1. The Document Model and BSON Types
MongoDB stores data as documents — flexible, JSON-like structures that map naturally to objects in most programming languages. Unlike relational databases where you define rigid table schemas upfront, MongoDB documents in the same collection can have different fields. Internally documents use BSON (Binary JSON), extending JSON with types like Date, ObjectId,Decimal128, and BinData. Each document has a maximum size of 16 MB.
A collection is analogous to a table, and a database holds multiple collections. The _id field is required and automatically generated as an ObjectId if not provided. ObjectId is a 12-byte value containing a 4-byte timestamp, 5-byte random value, and 3-byte counter — making it sortable by creation time.
// A MongoDB document — JSON-like but with rich types
{
_id: ObjectId("507f1f77bcf86cd799439011"), // 12-byte unique ID
name: "Alice Johnson", // String (UTF-8)
age: 29, // Int32
balance: NumberDecimal("1249.99"), // Decimal128
tags: ["developer", "speaker"], // Array
address: { // Embedded document
city: "San Francisco",
state: "CA",
zip: "94102"
},
createdAt: ISODate("2026-01-15T09:00:00Z"), // UTC datetime
metadata: BinData(0, "c3VyZQ==") // Binary data
}| BSON Type | Example | Use Case |
|---|---|---|
| ObjectId | ObjectId("507f...") | Default _id, embeds timestamp |
| String | "hello" | UTF-8 text |
| Int32 / Int64 | 42 / NumberLong(42) | Integer values |
| Decimal128 | NumberDecimal("9.99") | Financial / exact decimal |
| Date | ISODate("2026-01-15") | Timestamps |
| Array | [1, 2, 3] | Lists, multikey indexes |
| Boolean | true / false | Flags |
2. CRUD Operations
Every data interaction maps to Create, Read, Update, or Delete. All operations accept a filter document — a JSON-like object describing which documents to target. MongoDB provides both single-document and multi-document variants of each operation. Single-document operations are atomic; multi-document operations process each document independently unless wrapped in a transaction.

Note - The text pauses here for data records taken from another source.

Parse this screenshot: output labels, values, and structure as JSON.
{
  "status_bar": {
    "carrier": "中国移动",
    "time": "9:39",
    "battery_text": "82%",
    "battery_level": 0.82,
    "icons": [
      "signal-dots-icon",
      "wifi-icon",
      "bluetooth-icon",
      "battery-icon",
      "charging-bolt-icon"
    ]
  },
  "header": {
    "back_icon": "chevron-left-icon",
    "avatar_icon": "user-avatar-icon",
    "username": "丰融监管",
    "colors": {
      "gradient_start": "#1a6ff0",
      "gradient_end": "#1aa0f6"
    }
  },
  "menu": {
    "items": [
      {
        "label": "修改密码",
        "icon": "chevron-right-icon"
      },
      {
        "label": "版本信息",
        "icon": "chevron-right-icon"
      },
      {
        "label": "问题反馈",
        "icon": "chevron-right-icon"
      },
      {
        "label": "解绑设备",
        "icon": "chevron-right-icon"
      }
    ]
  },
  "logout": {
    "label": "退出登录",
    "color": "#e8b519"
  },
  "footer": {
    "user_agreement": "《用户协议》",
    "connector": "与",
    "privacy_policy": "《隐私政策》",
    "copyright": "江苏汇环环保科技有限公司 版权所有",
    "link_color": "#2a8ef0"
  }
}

Create — insertOne & insertMany
// Insert a single document — returns insertedId
db.users.insertOne({
name: "Alice",
email: "alice@example.com",
role: "admin",
createdAt: new Date()
});
// Insert multiple documents
// ordered: false = continue inserting on duplicate key errors
db.users.insertMany([
{ name: "Bob", email: "bob@example.com", role: "user" },
{ name: "Carol", email: "carol@example.com", role: "editor" }
], { ordered: false });Read — find & findOne
// Find with query operators, projection, sort, limit
db.users.find({
role: { $in: ["admin", "editor"] },
createdAt: { $gte: ISODate("2026-01-01") }
}).project({ name: 1, email: 1, _id: 0 })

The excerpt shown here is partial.